Fandom Apps Take your favorite fandoms with you and never miss a beat. Branagh plays Poirot just a little bit camp, too, embracing a sentimental side of the character that we’ve rarely seen without becoming too self-serious. He walks normally! 5. 3. Even Paul McCartney Has Made a Quarantine Album, If You Can’t Write a Good Joke, Jay Jurden Isn’t Listening, An executive allegedly told her, “Don’t you have enough?”, Julien Baker Remains Devastating on New Song ‘Faith Healer’. And his mustache is one of the more unremarkable in recorded mustache history. Famous as much for his magnificent moustaches as his little grey cells. The role hasn’t really aged well, as a good portion of the jokes are racist stereotypes about his inability to understand English. And his surroundings are just as joy-inducing: Lumet’s film featured a cast of stars so bright (including Lauren Bacall, Michael York, Sean Connery, Anthony Perkins, and Ingrid Bergman, who won her third Oscar for the film), you could go blind watching it. Most gallingly, he announces, “You can call me Hercule!” Straight-up nonsense: No one has ever called him “Hercule.” Mon dieu! Hercule Poirot - The Mystery of the Blue Train About Hercule Poirot Hercule Poirot: the world-renowned, moustachioed Belgian private detective, unsurpassed in his intelligence and understanding of the criminal mind, respected and admired by police forces and heads of state across the globe.
Andrew Sachs, Revenge of the Pink Panther, 1978. Holm’s Poirot seems more furious and sad, as he’s facing his “death,” and his theatrical presentation of his crime-solving is imbued with more pathos because of the meta-framework. Andrew Sachs is perhaps best known for his role as the bumbling Spanish hotel staffer, Manuel, in the Britcom Fawlty Towers, created by John Cleese and Connie Booth. Standing at a diminutive 5’4” – although there have been various interpretations of this on stage and screen – Poirot’s described in writing as having an egg-shaped head, often tilted to one side, and eyes that shine green when he’s excited.

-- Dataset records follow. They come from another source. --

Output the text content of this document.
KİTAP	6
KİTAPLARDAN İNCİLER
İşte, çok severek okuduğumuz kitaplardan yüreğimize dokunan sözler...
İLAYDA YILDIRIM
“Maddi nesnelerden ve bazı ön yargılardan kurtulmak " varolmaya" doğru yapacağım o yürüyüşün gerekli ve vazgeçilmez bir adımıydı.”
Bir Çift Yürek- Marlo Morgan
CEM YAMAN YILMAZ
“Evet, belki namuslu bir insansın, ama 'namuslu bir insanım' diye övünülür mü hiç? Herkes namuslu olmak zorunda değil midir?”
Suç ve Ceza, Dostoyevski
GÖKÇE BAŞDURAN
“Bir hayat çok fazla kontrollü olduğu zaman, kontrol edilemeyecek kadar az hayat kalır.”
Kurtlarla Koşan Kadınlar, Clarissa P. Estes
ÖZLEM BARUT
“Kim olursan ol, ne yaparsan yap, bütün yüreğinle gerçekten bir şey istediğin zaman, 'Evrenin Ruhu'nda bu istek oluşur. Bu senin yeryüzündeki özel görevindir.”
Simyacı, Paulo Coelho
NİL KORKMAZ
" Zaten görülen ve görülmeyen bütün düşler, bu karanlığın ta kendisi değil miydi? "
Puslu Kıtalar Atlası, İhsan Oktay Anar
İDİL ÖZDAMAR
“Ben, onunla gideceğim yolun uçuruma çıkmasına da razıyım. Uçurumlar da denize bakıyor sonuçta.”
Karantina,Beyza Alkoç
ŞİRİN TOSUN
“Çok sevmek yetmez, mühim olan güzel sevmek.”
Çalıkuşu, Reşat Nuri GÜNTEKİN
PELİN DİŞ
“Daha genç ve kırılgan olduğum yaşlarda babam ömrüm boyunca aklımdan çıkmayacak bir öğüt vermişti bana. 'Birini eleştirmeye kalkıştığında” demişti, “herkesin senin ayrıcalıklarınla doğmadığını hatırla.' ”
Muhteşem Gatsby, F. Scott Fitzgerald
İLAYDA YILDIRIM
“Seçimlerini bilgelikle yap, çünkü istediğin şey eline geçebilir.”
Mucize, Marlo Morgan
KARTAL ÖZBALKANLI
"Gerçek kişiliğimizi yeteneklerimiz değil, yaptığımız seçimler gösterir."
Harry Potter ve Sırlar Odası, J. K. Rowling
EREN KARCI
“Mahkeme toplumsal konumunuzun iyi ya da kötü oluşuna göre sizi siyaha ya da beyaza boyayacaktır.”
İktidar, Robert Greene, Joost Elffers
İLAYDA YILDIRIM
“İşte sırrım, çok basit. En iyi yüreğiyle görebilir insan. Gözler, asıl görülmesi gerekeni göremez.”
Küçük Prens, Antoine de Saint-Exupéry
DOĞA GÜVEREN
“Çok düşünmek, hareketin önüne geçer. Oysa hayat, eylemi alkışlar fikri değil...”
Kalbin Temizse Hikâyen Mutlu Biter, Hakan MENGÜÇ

For the purpose of this “suspect list,” the actors will be evaluated on how well they measure up to the hallmarks of Poirot’s character: fastidiousness (as Poirot’s Watson, Captain Hastings, says of his preference for cleanliness in The Mysterious Affair at Styles, “I believe a speck of dust would have caused him more pain than a bullet wound”); mustache (“upward curled,” writes Christie in Murder on the Orient Express); little grey cells (how he regularly refers to his shrewd intuition); voice (he’s Belgian, but constantly corrects people for mistakenly thinking him French); walk (a “rapid, mincing gait, with his feet tightly and painfully enclosed within his patent leather boots,” writes Christie in Hallowe’en Party); and general appearance (“a little man with enormous mustaches,” writes Christie in Murder, “with an egg-shaped head”). 8.
This makes his performance less amusing, more a character worthy of serious consideration.
Truly modernizing Poirot was not a good idea; attempts to graft Agatha Christie’s formulas into a more explicitly modern world were ill-advised. If you’ve also been going about life on the verge of tears, maybe skip this clip. Photo: Nicola Dove/Twentieth Century Fox Film Corporation. He dresses very precisely, and takes the utmost pride in his appearance. His Poirot doesn’t smile — but who would, knowing their end was near? Albert Finney is the only actor to play Poirot and garner an Academy Award nomination, and Sidney Lumet’s adaptation of Orient Express was proof that the public was still interested in Christie’s work. Perhaps even more famous than the man himself, is his moustache. D&D Beyond
In a proto–Stranger Than Fiction turn of events, Hercule Poirot himself appears at the door, ready to fight for his “life.” Ian Holm (Alien, The Lord of the Rings) as Poirot is up against Peggy Ashcroft’s Christie in a fairly fascinating little production, an interesting exploration between author and creation, artist and commerce.